Wirtschaft

Südwestfalen und die China-Zwickmühle des Mittelstands

Automobilhersteller verlangen zunehmend, dass ihre Zulieferer in den Märkten wie China vor Ort präsent sind. Große Unternehmen, die sogenannten Tier1-Zulieferer, sind im vermeintlich wichtigsten Absatzmarkt präsent. Für Mittelständler ist dies aber schwieriger.

Automobilhersteller verlangen zunehmend, dass ihre Zulieferer in den Märkten wie China vor Ort präsent sind. Große Unternehmen, die sogenannten Tier1-Zulieferer, sind im vermeintlich wichtigsten Absatzmarkt präsent. Für Mittelständler ist dies aber schwieriger.

Foto: Str / AFP

Hagen.  Für Mittelständler ist der Aufwand nach China zu gehen enorm hoch. Sind sie aber nicht dort, drohen Aufträge auch in Europa verloren zu gehen.
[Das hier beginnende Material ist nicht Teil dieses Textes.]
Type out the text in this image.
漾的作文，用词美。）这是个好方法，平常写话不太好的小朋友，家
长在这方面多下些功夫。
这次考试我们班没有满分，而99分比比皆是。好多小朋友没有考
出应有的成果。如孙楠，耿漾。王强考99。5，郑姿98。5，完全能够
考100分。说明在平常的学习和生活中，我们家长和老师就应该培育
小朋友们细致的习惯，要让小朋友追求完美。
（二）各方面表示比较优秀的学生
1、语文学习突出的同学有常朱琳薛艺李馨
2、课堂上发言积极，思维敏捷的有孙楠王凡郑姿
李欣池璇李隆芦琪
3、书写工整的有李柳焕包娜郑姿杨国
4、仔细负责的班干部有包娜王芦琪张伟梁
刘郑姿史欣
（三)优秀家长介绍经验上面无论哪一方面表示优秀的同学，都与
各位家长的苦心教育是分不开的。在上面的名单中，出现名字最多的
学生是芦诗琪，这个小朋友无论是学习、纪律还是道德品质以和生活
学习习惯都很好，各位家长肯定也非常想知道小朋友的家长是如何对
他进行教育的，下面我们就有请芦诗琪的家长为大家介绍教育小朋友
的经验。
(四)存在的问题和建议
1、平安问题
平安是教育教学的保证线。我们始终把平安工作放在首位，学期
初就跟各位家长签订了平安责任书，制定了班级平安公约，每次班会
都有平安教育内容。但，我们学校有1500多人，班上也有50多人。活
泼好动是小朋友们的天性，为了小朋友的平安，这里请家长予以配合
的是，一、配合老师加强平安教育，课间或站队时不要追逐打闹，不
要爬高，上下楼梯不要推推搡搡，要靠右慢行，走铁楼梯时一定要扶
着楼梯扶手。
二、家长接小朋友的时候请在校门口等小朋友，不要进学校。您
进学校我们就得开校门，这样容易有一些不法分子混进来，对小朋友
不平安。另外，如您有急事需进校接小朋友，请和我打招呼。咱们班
Der deutsche Mittelstand befindet sich in einer Zwickmühle. Das gilt insbesondere für die Automobilzulieferer, von denen etliche in Südwestfalen sitzen. Für die Autokonzerne ist China zum entscheidenden Markt geworden. Das erzwingt nach Ansicht des SIHK-Präsidenten Ralf Stoffels zunehmend Entscheidungen: „Der Druck ist für Zulieferer seit Jahren hoch, auch nach China zu gehen.“

SIHK-Präsident: „Als Einzelner ist man aufgeschmissen!“

Für Mittelständler eine enorme Herausforderung, da ihnen im Gegensatz zu großen Konzernen die Strukturen fehlen, um im Alleingang den Schritt nach Asien zu unternehmen. „Als einzelner Mittelständler ist man da aufgeschmissen“, betont Stoffels aus eigener Erfahrung. Mit seinem Unternehmen BIW Isolierstoffe (rund 600 Beschäftigte) mit Sitz in Ennepetal unterhält er mittlerweile selbst eine Produktion in Kunshan zwischen Shanghai und Suzhou im „German Industrial Park“. Betrieben wird das Industriegebiet von der „Startup-Factory“, die sich darauf spezialisiert hat, mittelständischen deutschen Firmen den Zugang zum chinesischen Markt zu ermöglichen, ohne ein zu hohes finanzielles Risiko einzugehen. Ein Hallenplatz für eine Produktionslinie ist mietbar. Die Serviceleistungen reichen von der Geschäftsführung vor Ort, über Klärung von Formalitäten bis hin zur Personalsteuerung.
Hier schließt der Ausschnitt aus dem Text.